Ruslana“Do you mean that the aspiration for giving liberty to small nations led to dependence of these nations? ”
No, but what's done is done. Their people are citizens of our great nation now, with all the rights and freedoms the rest of us have... and more.
Ruslana“Oh my gosh, Shaved, do you consider yourself Mr Bush?
Until the majority of American people claim and wholly agree with this statement of yours (by means of a poll or whatever), I believe it should be taken it as your own oddity.”
You have a lot to learn about the social contract we call the Constitution. All Americans should understand that the government represents them. That they ARE the governement. It sounds like the Americans you talk to are (a) not willing to own that fact, (b) too lazy to read their own Constitution, or (c) far too oblivious and willfully negligent of their duty to this nation to bother to vote responsibly and intelligently.
Ruslana“By the way, you HAVE NOT answered the question about the USA debt. Please do that.
Talking about economic strength of the USA, has your government already paid off its enormous external debt of over 9 billion dollars (for comparison, the USA GDP averaged 13 billion dollars in 2006) and solved
its problem of being insolvent?”
We have the largest economy in the world. Our currency is no longer backed by the gold or silver standards. Do you know what backs the dollar now?
It's the 5.56mm bullet, the M1A1 Abrams, and the fleet of aircraft carriers that enforce world stability.
That 'external debt' is the investment the rest of the world makes in our success. The beauty of the free market is that neither debt or wealth exist until you collect on them.
If the world 'collected' on the debt America owed it, their security would vanish. We'd have to scale back our massive military, and that would have tremendous consequences on the security of the world.
If China called in our trade deficit, what do you think would happen to their largest consumer?
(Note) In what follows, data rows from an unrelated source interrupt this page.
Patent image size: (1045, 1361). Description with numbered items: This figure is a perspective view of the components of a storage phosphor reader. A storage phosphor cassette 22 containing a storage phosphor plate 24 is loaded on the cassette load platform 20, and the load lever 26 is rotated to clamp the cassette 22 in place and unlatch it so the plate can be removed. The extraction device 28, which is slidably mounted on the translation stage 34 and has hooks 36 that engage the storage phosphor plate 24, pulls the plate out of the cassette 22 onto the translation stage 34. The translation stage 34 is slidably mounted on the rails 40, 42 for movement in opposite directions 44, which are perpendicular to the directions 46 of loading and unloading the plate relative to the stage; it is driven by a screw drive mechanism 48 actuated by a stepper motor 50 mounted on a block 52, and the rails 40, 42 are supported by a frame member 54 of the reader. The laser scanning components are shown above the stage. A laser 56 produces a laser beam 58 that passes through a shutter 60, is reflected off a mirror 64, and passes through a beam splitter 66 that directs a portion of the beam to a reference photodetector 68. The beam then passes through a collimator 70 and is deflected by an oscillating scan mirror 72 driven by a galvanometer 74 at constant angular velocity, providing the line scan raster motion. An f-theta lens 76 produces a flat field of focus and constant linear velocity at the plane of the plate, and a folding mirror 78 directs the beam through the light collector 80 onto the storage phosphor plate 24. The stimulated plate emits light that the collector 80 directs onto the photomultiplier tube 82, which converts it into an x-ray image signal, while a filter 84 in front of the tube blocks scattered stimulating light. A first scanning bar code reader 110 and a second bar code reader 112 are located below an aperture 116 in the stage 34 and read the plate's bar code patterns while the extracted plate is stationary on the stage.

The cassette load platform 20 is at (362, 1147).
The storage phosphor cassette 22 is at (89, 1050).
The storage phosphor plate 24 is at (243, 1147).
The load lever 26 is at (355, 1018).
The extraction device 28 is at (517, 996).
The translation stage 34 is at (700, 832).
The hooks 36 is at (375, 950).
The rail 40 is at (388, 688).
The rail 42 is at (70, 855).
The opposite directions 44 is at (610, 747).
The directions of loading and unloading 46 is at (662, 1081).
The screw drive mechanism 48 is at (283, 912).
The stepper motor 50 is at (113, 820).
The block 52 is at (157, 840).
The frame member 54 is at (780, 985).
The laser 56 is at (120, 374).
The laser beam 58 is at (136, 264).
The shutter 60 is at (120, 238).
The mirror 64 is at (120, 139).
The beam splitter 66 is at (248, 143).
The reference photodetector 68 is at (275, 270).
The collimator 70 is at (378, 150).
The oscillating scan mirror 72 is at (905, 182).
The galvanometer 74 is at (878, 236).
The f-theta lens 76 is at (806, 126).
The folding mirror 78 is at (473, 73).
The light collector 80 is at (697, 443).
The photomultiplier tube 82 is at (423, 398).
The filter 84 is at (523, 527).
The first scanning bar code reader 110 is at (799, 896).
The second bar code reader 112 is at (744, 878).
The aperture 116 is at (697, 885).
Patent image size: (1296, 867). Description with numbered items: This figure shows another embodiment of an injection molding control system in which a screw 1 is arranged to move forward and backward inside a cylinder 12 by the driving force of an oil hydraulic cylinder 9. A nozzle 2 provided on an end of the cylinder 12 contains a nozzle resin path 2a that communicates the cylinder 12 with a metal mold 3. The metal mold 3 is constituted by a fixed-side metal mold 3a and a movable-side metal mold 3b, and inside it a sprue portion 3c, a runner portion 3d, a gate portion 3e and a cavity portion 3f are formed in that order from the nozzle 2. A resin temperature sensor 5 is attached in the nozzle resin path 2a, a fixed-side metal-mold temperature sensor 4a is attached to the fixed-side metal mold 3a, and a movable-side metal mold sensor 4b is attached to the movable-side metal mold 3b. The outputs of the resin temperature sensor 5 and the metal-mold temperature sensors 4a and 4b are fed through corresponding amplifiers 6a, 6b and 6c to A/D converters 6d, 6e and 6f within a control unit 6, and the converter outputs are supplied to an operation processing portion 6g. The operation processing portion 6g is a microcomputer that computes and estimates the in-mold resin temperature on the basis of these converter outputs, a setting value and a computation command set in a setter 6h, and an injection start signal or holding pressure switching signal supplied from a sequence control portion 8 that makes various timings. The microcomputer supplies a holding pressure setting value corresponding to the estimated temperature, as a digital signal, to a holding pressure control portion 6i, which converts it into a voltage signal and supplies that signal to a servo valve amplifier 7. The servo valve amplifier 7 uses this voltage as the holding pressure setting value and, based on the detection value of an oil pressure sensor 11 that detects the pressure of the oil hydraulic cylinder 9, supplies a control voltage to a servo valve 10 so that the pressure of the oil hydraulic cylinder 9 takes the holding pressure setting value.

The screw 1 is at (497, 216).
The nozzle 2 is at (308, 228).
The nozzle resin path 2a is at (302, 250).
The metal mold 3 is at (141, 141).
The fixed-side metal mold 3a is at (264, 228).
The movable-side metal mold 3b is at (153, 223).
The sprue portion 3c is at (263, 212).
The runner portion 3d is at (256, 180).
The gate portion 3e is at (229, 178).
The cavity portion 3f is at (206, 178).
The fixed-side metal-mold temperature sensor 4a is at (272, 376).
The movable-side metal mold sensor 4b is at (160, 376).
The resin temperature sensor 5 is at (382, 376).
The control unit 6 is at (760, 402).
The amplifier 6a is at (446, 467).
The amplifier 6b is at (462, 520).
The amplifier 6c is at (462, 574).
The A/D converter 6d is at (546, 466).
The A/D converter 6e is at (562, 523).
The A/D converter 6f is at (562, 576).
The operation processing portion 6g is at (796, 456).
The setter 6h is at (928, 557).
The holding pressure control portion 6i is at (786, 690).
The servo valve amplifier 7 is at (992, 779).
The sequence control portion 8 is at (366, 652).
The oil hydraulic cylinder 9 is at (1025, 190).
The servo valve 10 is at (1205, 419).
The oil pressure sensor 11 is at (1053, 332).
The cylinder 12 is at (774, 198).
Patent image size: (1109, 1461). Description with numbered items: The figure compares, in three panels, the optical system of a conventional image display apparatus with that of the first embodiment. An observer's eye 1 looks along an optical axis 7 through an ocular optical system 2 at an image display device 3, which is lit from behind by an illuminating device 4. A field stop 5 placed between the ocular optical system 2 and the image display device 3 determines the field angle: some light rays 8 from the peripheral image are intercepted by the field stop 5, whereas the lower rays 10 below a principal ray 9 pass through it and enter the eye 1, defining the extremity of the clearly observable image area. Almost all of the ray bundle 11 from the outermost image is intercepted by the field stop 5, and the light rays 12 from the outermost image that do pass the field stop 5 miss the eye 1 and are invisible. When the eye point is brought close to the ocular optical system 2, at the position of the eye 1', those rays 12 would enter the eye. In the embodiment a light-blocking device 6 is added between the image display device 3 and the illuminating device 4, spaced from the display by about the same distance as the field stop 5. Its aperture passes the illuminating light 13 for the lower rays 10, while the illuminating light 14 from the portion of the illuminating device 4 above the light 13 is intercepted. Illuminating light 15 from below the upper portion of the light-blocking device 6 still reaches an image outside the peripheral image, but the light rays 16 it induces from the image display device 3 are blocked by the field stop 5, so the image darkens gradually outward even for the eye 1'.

It would not be ble to continue to purchase those goods, and then China would fall apart. So it's not the US solvency that I refer to when I talk about our economic might.
I refer to the American consumer, the American marketplace, the largest purchaser of goods and services in the world.
We let our people keep a hell of a lot more of their money than most other nations do, and as a result, our economy often looks shaky when it is actually very strong.
The American economy is the American consumer.
The American government is the American voter.